Indira Gandhi National Centre for the Arts has organised an exhibition based on Gandhi’s philosophies perfectly called Salt: The Great March.
The on-going exhibition displays work of artist Shelly Jyoti. The works draw inspiration from Gandhi’s philosophy of swadharma and sarvodaya. ‘Salt is symbolic of Gandhi’s renunciatory spirit, of cultural and moral values as instruments to create better societies. I am investigating that art through sarvodaya concept,’ said Jyoti in an interview.
Her work includes sculptural installations of khadi yarn (aatis), twenty five contemporary artworks with Azrakh printing traditions, incorporating needle work on khadi fabric and multimedia spoken poetry.
Jyoti has also re-contextualise Azrakh dyeing traditions.
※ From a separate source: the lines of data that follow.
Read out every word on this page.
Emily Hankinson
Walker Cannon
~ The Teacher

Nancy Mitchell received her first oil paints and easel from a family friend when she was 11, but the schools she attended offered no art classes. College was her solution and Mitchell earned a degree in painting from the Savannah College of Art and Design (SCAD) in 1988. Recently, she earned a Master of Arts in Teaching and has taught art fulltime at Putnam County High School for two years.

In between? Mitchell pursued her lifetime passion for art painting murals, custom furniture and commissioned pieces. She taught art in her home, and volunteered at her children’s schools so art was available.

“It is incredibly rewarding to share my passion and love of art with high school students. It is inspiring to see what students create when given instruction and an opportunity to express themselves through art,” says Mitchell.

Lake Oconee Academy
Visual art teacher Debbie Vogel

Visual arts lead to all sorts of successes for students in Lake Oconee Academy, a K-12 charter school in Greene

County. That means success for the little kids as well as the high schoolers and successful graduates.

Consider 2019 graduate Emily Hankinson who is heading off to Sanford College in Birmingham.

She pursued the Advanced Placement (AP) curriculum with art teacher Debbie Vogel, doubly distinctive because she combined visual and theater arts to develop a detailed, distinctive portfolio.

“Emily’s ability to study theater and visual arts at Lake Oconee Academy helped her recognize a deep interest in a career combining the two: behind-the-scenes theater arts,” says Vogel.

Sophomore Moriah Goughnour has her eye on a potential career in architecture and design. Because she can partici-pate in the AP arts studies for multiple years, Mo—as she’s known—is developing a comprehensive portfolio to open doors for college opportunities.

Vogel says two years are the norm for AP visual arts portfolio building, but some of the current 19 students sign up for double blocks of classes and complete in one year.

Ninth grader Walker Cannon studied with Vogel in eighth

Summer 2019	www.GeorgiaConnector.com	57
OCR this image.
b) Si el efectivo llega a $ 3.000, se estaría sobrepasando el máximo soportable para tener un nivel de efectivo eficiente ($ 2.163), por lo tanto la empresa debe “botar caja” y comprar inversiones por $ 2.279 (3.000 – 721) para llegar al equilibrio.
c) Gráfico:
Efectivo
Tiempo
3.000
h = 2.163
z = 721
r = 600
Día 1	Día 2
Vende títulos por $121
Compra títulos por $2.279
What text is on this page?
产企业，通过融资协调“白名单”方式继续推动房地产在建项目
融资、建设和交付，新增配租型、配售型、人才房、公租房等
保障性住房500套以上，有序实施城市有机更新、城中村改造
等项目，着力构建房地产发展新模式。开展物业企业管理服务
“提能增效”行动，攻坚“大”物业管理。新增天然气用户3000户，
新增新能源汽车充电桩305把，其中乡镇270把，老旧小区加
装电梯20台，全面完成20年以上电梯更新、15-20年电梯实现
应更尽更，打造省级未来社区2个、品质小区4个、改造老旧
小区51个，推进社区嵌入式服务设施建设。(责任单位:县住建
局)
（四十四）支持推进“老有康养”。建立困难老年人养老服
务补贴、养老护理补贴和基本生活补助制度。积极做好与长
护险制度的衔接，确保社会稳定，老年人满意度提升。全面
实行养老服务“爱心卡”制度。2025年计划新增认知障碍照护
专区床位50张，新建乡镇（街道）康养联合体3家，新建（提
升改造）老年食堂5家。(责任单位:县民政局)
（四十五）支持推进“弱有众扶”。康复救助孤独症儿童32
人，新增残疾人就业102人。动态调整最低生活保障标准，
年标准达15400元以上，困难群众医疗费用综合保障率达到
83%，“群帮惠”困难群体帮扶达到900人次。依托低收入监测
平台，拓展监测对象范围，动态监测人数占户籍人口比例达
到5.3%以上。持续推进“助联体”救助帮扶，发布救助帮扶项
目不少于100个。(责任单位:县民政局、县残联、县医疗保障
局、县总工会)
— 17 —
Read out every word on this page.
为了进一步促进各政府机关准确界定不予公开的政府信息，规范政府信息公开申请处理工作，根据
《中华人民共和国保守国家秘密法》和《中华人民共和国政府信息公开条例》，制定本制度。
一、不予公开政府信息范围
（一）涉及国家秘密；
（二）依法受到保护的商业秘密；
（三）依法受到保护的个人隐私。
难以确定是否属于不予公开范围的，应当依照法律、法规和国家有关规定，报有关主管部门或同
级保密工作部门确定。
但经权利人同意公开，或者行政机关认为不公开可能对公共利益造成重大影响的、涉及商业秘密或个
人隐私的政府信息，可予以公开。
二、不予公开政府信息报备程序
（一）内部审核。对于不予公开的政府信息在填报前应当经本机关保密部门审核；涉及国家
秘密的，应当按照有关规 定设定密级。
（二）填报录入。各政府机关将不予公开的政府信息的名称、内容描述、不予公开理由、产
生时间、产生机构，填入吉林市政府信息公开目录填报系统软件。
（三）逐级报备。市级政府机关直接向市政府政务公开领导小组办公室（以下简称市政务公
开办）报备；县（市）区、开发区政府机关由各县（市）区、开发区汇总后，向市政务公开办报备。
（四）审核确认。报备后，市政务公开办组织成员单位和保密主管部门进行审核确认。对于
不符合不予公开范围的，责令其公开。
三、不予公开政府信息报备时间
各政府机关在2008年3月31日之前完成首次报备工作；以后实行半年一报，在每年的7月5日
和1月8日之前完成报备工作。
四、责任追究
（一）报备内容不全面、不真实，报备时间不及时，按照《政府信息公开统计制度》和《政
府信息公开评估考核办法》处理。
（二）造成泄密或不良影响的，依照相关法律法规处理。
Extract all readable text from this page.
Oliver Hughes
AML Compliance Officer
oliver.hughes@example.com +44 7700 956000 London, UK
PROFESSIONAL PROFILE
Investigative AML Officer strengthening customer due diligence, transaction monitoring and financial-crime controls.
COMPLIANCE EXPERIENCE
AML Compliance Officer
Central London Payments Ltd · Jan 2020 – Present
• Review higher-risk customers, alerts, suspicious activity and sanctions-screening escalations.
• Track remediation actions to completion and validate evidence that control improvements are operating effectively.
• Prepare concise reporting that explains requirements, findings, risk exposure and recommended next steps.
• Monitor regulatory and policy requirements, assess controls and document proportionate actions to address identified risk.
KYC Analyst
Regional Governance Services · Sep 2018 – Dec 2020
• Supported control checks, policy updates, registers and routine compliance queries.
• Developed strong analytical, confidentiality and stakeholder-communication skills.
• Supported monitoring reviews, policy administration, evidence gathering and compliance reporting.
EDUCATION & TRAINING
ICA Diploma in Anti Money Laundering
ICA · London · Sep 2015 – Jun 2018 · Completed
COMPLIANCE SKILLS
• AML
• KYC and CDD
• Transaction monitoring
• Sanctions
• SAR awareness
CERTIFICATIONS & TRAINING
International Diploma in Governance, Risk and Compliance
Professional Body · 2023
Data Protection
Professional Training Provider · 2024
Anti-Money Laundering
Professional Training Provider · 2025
This technique is a traditional form of printing in Gujarat. ‘The whole idea is to preserve this dying art form and to make these artisans financially strong,’ she added. Traditional needlecraft techniques such as sujniand nakshi kantha have also been used.
The exhibition also features an installation titled Integrating Khadi-2013, which has been made using 30m of Khadi and is printed with Sanskrit calligraphy. The installation represents the Gandhian thought of promoting Khadi across villages for the economic independence of the society. The other highlight of the show is a 10x8 ft installation titled Re-Building My Nation 2013. It is made of lightweight materials such as pipe cleaners, fabric, plastic, wire and threads as a metaphoric representation of communities living together in harmony. ‘This show is all about exploring the possibilities of establishing alternative societies where Gandhian ideals of swadharma and sarvodaya could be established through their sincere implementation,’ she said.